A return to optimism

Sunday, January 9th, 2011

It’s January 9 and the economy remains horrible. But doesn’t it feel like spring is in the air, and something is starting to happen?

Nationally, holiday sales figures were way up this season. The private sector added jobs in every month of 2010 (ok, at a slower rate than population growth). The financial and auto sectors have survived and even prospered to some degree, avoiding catastrophes that might have spread throughout our economy. In both residential and commercial real estate, for various reasons, there seem to be more deal-making and delaying and less foreclosing than was expected. Fundamentally, the US appears to have avoided a depression, and started to tick upward.

Locally, the return of apartment construction is great news, because each project is both a jobs machine and a tax revenue machine. It’s also related to population growth, which, along with business spending and jobs, is tied to filling up our glut of commercial space. It’ll take years to eat up our excess office space, but Seattle has more than its share of growing companies and organizations, and who knows, maybe things will recover more quickly than we’ve thought. And long before new buildings make sense, the moves of any down and recovery period are sure helping those of us who build renovations and tenant improvements. 

The Seattle area’s public capital spending is interesting. Some is getting cut, perhaps necessary but certainly a damper on jobs. But light rail is going strong. The 99 tunnel will (knock on wood) be a huge stimulus, with money already being spent. Say what you want about your preferred 99 option, but the tunnel is starting at a time when the construction industry badly needs a big project, and the public is getting pricing it’ll never see again.

Optimism isn’t just about feeling good…it’s an ingredient to recovery. Optimism is probably a big reason why consumer spending has risen so quickly. It’s helping companies choose to lease more space. It’s why apartments are breaking ground. There might even be a trend toward buying homes again, as suggested by this article (as they say, not a clear trend yet), and anecdotally by what seems to be a declining condo glut as fire sales continue. Much of the down economy has been money sitting on the sideline, and now a lot of that money is jumping in again.

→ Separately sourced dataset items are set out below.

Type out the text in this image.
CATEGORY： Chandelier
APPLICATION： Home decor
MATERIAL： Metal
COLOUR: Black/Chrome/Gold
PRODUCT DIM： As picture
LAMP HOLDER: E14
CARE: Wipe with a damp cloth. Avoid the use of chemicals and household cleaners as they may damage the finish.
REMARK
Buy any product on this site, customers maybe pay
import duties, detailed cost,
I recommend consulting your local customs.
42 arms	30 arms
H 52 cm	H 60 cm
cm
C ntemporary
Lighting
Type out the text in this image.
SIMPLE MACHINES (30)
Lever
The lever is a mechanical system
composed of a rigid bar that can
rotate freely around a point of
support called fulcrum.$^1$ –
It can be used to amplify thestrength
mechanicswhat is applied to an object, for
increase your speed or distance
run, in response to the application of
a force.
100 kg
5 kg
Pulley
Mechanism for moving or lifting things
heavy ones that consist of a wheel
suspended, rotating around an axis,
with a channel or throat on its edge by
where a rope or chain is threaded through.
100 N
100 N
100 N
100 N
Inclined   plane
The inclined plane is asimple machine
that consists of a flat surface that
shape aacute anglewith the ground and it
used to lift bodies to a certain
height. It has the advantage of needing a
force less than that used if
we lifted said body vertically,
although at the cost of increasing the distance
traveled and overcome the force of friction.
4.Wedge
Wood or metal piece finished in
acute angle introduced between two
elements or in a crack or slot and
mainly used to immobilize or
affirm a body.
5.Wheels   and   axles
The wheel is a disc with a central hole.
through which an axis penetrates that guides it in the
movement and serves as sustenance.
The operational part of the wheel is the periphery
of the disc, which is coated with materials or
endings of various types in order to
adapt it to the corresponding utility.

Of course there’s plenty of reason for pessimism too. Due to the the wild stock gains of the past 23 months, it now seems like a riskier, moderate-upside time to buy stocks. Declining public spending is cutting jobs and probably doing more immediate and long-term damage than it’s saving. Foreclosures might still keep home prices down. Commodity prices have risen dramatically and, with the sharp rises of other economies, perhaps permanently diminished the US “birthright” of cheap stuff. The latter is a problem for the economy not because plastic lawn chairs and 3,000-calorie restaurant meals might cost a couple dollars more, but because a lot of commodity consumption is less flexible, and higher prices will, particularly in the short term, deduct money from the rest of people’s budgets. Of course it’s all the worse if you’re poor and the issue is the price of 600-calorie meals for your kids.

Yet things are looking up. In 2008 and early 2009 the issue was stemming the decline, and now the issue is the pace of recovery, both for the general economy and the A/E/C/RE industry.

That, plus the Seahawks, is why I’m smiling today.